Rectal bleeding may be caused by mucosal injury during the passage of stools through a stenosed colon with the intramural endometriotic tissue increased at the time of menses if it occurs. Colonic mucosa heals rapidly and no signs are detectable at endoscopy.
Endoscopic biopsies usually yield insufficient tissue for a definitive pathologic diagnosis as endometriosis involves the deep layers of the bowel wall. Endometriosis can induce mucosal changes without any specific pattern, which mimic findings of other diseases such as inflammatory bowel disease, ischemic colitis or neoplasm.
Radiologically, lesions of endometriosis are either of constricting and polypoid type or both. On barium studies, radiographic findings caused by implants in the ileum are similar to those in the colon. Rectosigmoid or cecal endometriosis on double contrast barium enema studies is seen as an extrinsic mass with spiculation and tethering of folds.
The diagnosis of endometriosis may be suspected on the basis of the clinical history. Less than 50% of patients have concurrent pelvic endometriosis.
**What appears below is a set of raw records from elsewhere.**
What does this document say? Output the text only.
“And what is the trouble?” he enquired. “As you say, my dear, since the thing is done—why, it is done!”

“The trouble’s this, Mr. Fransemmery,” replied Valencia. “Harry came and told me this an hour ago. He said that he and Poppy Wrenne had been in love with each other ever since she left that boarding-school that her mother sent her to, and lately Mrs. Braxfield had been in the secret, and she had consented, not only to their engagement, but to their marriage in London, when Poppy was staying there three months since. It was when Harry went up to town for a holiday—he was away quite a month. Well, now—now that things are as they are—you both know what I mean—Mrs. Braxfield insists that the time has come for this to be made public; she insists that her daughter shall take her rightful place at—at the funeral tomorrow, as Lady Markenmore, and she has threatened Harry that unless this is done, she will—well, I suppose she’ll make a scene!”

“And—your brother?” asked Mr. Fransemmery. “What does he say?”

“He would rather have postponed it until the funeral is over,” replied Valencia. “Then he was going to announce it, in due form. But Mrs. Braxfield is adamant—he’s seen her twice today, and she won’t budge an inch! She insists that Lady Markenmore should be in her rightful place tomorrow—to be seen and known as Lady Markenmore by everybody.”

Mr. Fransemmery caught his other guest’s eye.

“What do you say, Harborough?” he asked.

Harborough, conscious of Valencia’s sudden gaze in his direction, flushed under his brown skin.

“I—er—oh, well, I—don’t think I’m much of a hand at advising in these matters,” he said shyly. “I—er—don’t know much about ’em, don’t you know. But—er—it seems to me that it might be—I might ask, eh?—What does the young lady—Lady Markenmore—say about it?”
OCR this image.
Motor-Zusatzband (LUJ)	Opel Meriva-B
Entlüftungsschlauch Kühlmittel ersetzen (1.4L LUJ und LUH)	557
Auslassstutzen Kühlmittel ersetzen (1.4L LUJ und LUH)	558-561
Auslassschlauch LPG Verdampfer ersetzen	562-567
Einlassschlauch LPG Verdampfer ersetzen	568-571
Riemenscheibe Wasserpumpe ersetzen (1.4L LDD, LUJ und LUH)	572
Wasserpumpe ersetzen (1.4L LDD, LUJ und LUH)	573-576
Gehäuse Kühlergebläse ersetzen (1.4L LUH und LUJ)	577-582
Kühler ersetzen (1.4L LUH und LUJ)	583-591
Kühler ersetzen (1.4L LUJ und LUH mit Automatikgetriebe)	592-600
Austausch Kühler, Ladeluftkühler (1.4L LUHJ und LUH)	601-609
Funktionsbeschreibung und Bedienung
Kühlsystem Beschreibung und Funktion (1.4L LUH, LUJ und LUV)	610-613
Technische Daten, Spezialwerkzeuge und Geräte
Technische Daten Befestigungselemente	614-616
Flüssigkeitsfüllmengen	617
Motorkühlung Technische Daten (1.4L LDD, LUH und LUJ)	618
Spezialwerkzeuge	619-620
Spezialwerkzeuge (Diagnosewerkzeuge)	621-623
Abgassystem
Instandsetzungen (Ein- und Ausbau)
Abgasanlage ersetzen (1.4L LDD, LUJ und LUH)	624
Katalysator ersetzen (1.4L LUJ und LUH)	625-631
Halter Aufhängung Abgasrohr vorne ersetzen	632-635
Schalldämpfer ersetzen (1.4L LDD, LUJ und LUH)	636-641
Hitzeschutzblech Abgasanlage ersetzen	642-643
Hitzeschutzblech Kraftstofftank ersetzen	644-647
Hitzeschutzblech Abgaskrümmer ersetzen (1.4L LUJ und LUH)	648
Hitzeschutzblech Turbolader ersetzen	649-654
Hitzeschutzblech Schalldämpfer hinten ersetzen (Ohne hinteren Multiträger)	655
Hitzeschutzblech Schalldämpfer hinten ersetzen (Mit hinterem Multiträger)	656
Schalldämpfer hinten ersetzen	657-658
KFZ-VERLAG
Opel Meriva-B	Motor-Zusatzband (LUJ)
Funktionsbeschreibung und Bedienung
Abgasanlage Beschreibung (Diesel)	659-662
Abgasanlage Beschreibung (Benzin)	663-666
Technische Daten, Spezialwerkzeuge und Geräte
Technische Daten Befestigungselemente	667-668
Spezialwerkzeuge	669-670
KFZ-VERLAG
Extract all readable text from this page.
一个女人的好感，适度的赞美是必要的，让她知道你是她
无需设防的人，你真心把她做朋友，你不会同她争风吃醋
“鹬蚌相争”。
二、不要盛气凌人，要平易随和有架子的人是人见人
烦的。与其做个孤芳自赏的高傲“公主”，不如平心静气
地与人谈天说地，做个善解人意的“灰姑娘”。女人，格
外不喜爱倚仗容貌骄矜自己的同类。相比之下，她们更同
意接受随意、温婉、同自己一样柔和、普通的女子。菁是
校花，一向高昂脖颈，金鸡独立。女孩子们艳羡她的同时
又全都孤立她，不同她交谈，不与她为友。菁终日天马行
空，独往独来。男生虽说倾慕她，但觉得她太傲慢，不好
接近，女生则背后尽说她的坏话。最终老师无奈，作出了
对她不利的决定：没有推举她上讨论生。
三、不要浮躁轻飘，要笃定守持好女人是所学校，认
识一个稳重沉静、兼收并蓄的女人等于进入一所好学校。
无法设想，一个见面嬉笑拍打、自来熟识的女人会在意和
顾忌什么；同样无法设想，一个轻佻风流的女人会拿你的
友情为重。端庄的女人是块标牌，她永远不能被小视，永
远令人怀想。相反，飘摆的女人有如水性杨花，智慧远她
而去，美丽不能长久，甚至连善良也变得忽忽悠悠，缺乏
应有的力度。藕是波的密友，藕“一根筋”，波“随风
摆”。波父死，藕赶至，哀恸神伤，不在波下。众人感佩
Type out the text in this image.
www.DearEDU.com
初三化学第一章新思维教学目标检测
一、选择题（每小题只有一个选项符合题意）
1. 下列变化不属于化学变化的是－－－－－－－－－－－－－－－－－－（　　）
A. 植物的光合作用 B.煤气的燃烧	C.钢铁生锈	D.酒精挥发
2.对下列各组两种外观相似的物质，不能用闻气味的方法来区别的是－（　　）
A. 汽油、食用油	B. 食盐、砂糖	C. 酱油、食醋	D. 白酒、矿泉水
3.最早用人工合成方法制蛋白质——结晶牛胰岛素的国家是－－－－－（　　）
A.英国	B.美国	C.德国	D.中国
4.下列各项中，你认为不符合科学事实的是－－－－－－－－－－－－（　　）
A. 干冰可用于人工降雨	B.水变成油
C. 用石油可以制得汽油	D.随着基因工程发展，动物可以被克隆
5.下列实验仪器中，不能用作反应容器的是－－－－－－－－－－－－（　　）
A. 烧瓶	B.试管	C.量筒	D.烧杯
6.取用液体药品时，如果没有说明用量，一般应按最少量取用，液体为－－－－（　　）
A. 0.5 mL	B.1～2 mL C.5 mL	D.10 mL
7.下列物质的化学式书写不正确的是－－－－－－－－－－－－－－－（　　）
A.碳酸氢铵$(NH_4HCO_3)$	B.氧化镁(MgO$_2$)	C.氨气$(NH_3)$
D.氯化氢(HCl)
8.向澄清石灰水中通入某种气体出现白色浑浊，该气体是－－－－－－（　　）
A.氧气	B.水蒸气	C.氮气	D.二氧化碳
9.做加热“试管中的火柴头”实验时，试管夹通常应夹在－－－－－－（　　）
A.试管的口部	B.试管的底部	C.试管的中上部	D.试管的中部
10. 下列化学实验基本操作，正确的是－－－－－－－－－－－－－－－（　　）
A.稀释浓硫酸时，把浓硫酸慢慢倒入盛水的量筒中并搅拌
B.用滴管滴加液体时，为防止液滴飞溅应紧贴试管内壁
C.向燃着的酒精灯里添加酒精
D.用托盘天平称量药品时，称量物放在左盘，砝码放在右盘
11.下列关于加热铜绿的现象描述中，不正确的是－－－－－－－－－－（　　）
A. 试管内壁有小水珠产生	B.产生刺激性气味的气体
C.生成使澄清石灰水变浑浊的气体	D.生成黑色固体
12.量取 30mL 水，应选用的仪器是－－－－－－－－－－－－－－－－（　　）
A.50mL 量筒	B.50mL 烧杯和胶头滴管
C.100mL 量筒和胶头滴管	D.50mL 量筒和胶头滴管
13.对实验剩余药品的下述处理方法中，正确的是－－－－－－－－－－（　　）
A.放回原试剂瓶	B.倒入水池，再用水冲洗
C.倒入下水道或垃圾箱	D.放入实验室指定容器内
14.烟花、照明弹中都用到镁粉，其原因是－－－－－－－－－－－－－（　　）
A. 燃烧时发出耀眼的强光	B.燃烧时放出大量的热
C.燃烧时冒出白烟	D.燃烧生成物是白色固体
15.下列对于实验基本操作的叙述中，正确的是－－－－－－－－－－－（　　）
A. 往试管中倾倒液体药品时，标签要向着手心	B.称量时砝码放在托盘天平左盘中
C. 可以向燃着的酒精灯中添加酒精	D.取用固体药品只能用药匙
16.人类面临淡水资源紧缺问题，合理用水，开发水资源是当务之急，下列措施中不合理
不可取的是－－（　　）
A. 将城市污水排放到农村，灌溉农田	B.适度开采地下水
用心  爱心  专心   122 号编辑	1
CT is not the primary imaging modality for evaluation of bowel endometriosis, although it can occasionally demonstrate a stenosing rectosigmoid mass.
Multislice CT (MSCT) has a great potential for detecting alterations in the intestinal wall, especially if it is combined with enteroclysis (MSCTe). Biscaldi et al carried out a study on 98 women with symptoms suggestive of colorectal endometriosis and MSCTe identified 94.8% of bowel endometriotic nodules.
Magnetic resonance imaging (MRI) has a high sensitivity (77%-93%) in the diagnosis of bowel endometriosis.
The depth of rectal wall infiltration by endometriosis is poorly defined by MRI. A combination of MRI and rectal endoscopic ultrasonography (EUS) has recently been proposed. When retroperitoneal infiltration is present, it is mandatory to know if the bowel wall is involved in order to identify patients requiring bowel resection.
Both rectal EUS sensitivity and negative predictive value range from 92% to 100%. The specificity and positive predictive value are rather poor, which are 66% and 64%, 83% and 94%, respectively, as reported in two different studies.
There is a great interest in the use of serum markers to diagnose endometriosis, but they are not sufficiently accurate for use in clinical practice.
Cancer antigen CA-125 has been used to monitor the progress of endometriosis. CA19-9 has a lower sensitivity than CA-125, and cytokine interleukin-6 may be more sensitive and specific than CA-125.
Surgery is the choice of treatment for intestinal endometriosis in most cases. For the accidental finding without symptoms of obstruction, hormone therapy with danazol or gonadotrophin-releasing hormone (GnRH) analogs may be considered. Surgical treatment should be indicated for women with pain, bleeding, changes in bowel habits and intestinal obstruction. In the small bowel, the treatment of endometriosis is surgical resection of the involved bowel, while medical therapy is only a temporary treatment.
Intestinal endometriosis may be active in the peri- and post- menopausal years and even surgery may be necessary for these patients.
In this paper, we report an unusual presentation of endometriosis characterized by abrupt onset of small bowel occlusion. The present report points out that endometriosis remains a challenging condition for clinicians, especially, as in our case, when the symptoms are not related to menses. Intestinal endometriosis should be considered in patients with epigastric, abdominal and/or pelvic pain, in conjunction with signs of obstruction.